Ha lavorato per molti anni come manager in una multinazionale. Poi, nel 2009, ha deciso di aiutare le imprese e i privati a gestire i rapporti con le banche. Un argomento, questo, sempre di attualità: figuriamoci oggi, in piena emergenza economica derivante dal ciclone sanitario che ha investito il nostro Paese. Mario Bellore, 43 anni, nativo di Comacchio, nel Ferrarese, ma milanese da sempre, è uno dei due soci, insieme a Carlo Sirtori, della C&D Solutions, una società di consulenza che da nove anni si occupa, appunto, della gestione delle relazioni di imprese e privati con gli istituti di credito. Laureato in Sociologia e Scienze Criminologiche, Bellore si è specializzato nella gestione della fase patologica del rapporto con la banca di pre-contenzioso e contenzioso bancario. “il mio ambito di studi è la criminologia bancaria, lo studio del sistema bancario, dei reati commessi e gli effetti sociali”, conferma il consulente milanese. “Sono stato il primo a pubblicare un articolo intitolato “Crimine e Banche” sulla rivista di Criminologia, Vittimologia e Sicurezza, in cui parlo della nascente criminologia bancaria. Un argomento, come dicevi tu, oggi più che mai attuale, vista la situazione”.

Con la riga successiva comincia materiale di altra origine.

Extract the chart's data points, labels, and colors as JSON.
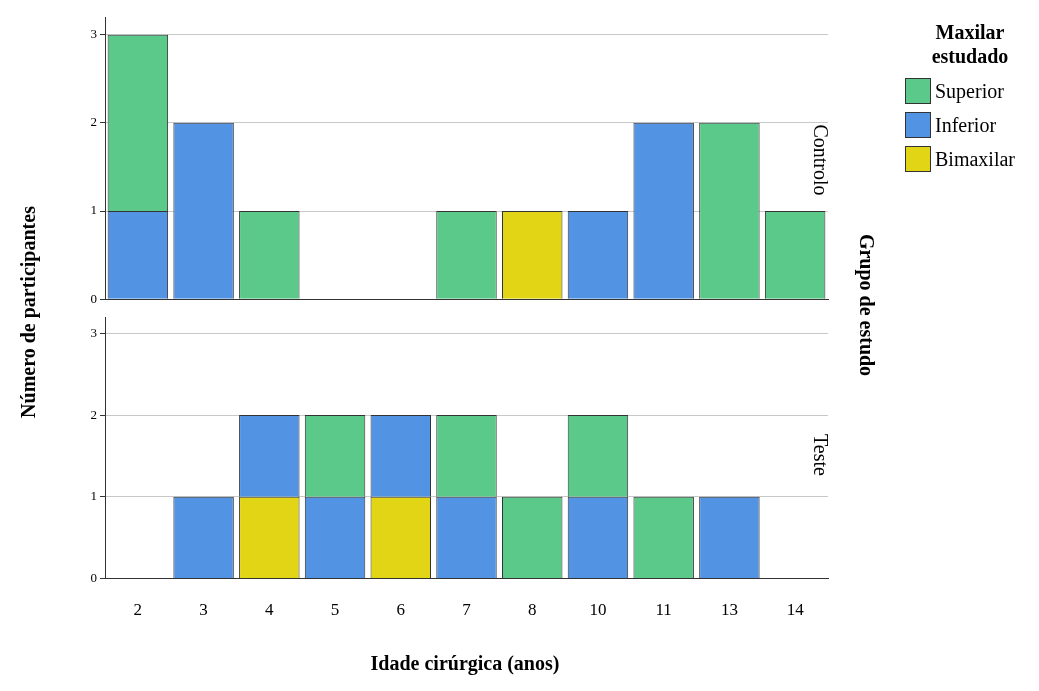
{
  "chart_data": [
    {
      "type": "bar",
      "title": "Controlo",
      "ylabel": "Número de participantes",
      "y2label": "Grupo de estudo",
      "legend_title": "Maxilar estudado",
      "legend": "right",
      "stacked": true,
      "grid": "y",
      "tick_labels": "y",
      "categories": [
        "2",
        "3",
        "4",
        "5",
        "6",
        "7",
        "8",
        "10",
        "11",
        "13",
        "14"
      ],
      "ylim": [
        0,
        3.2
      ],
      "yticks": [
        0,
        1,
        2,
        3
      ],
      "series": [
        {
          "name": "Bimaxilar",
          "color": "#e1d515",
          "values": [
            null,
            null,
            null,
            null,
            null,
            null,
            1,
            null,
            null,
            null,
            null
          ]
        },
        {
          "name": "Inferior",
          "color": "#5294e3",
          "values": [
            1,
            2,
            null,
            null,
            null,
            null,
            null,
            1,
            2,
            null,
            null
          ]
        },
        {
          "name": "Superior",
          "color": "#5bc98a",
          "values": [
            2,
            null,
            1,
            null,
            null,
            1,
            null,
            null,
            null,
            2,
            1
          ]
        }
      ]
    },
    {
      "type": "bar",
      "title": "Teste",
      "xlabel": "Idade cirúrgica (anos)",
      "stacked": true,
      "grid": "y",
      "categories": [
        "2",
        "3",
        "4",
        "5",
        "6",
        "7",
        "8",
        "10",
        "11",
        "13",
        "14"
      ],
      "ylim": [
        0,
        3.2
      ],
      "yticks": [
        0,
        1,
        2,
        3
      ],
      "series": [
        {
          "color": "#e1d515",
          "values": [
            null,
            null,
            1,
            null,
            1,
            null,
            null,
            null,
            null,
            null,
            null
          ]
        },
        {
          "color": "#5294e3",
          "values": [
            null,
            1,
            1,
            1,
            1,
            1,
            null,
            1,
            null,
            1,
            null
          ]
        },
        {
          "color": "#5bc98a",
          "values": [
            null,
            null,
            null,
            1,
            null,
            1,
            1,
            1,
            1,
            null,
            null
          ]
        }
      ]
    }
  ]
}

Com’è cambiato il tuo lavoro in questo periodo?
“Per scelta non ho Internet a casa e non lavoro da casa. Ho sempre lavorato in ufficio anche nel lockdown, ho rallentato il ritmo, ma fortunatamente non mi sono mai fermato. Rientravo, infatti, nei codici Ateco che potevano circolare. Occupandomi di tutela delle famiglie e delle imprese dalle banche l’urgenza per me era scontata in quel periodo e lo sarà ancora più negli anni a venire. Temo (e così anche molti colleghi con cui mi confronto) che esploderanno a breve le richieste di procedure da sovra-indebitamento di famiglie e micro-imprese non fallibili. Ho colto l’occasione, però, di instaurare un miglior rapporto con il tempo e la velocità della vita. Ho scoperto che un rallentamento apre spazi interiori ed esteriori di benessere che non hanno prezzo”.
Veniamo al rapporto tra i cittadini e le banche. Che snellimento dovrebbe intervenire per aiutare, di fatto, le aziende?
“La ripresa non può passare dalle banche, che possono offrire solo nuovi debiti con le regole precise legate alla reputazione creditizia. Possono essere al massimo un sostegno a politiche statali di aiuti o sgravi contributivi sulle tasse, che sono voci molto importanti nel bilancio”.
Gli istituti di credito offrono finanziamenti perché sono garantiti dallo Stato, però poi in realtà non li erogano perché dicono di non aver ricevuto alcuna garanzia statale. Qual è la verità?
“Ecco, ti ringrazio di avermi fatto questa domanda perché mi permetti di esprimere due concetti fondamentali per i cittadini e i correntisti. Il primo è che la politica fa annunci sensazionali in perenne campagna elettorale. I prestiti bancari garantiti dallo Stato sono stati annunciati come disponibili per tutti, ma così non era e non poteva essere. Il motivo introduce il secondo concetto, scritto fra le righe del Decreto Rilancio, e cioè che i soldi sono disponibili solo per chi ha una buona reputazione creditizia nei social creditizi. Ben prima di Facebook, Twitter, Instagram e via dicendo, infatti, le banche si sono create il loro sistema di scambio di informazioni mensili. In questi social creditizi le banche si scambiano mensilmente post sui nostri comportamenti di pagamento e ci danno un giudizio. Da questi post deriva la reputazione creditizia da cui dipende l’accesso al credito e in questo periodo di pandemia, appunto, ai prestiti garantiti dallo Stato. Io lo dico sempre che fa più male un post negativo nei social creditizi che in qualunque altro social network”.
Cosa manca nel Decreto Rilancio perché sia davvero uno strumento legislativo utile alla ripresa economica milanese, lombarda e nazionale?
“Manca un vero sostegno al lavoro, rimasto un diritto sulla carta svuotato di ogni valore nel mondo reale. Senza lavoro non c’è dignità, senza lavoro non c’è ripresa economica, in una società basata su volumi crescenti di consumo. Serve una politica del lavoro che accolga e metta sullo stesso piano i bisogni delle imprese e dei dipendenti. Finché non cambierà il paradigma sociale ed economico del consumo a tutti i costi il lavoro resterà la priorità per garantire la dignità delle persone e i consumi”.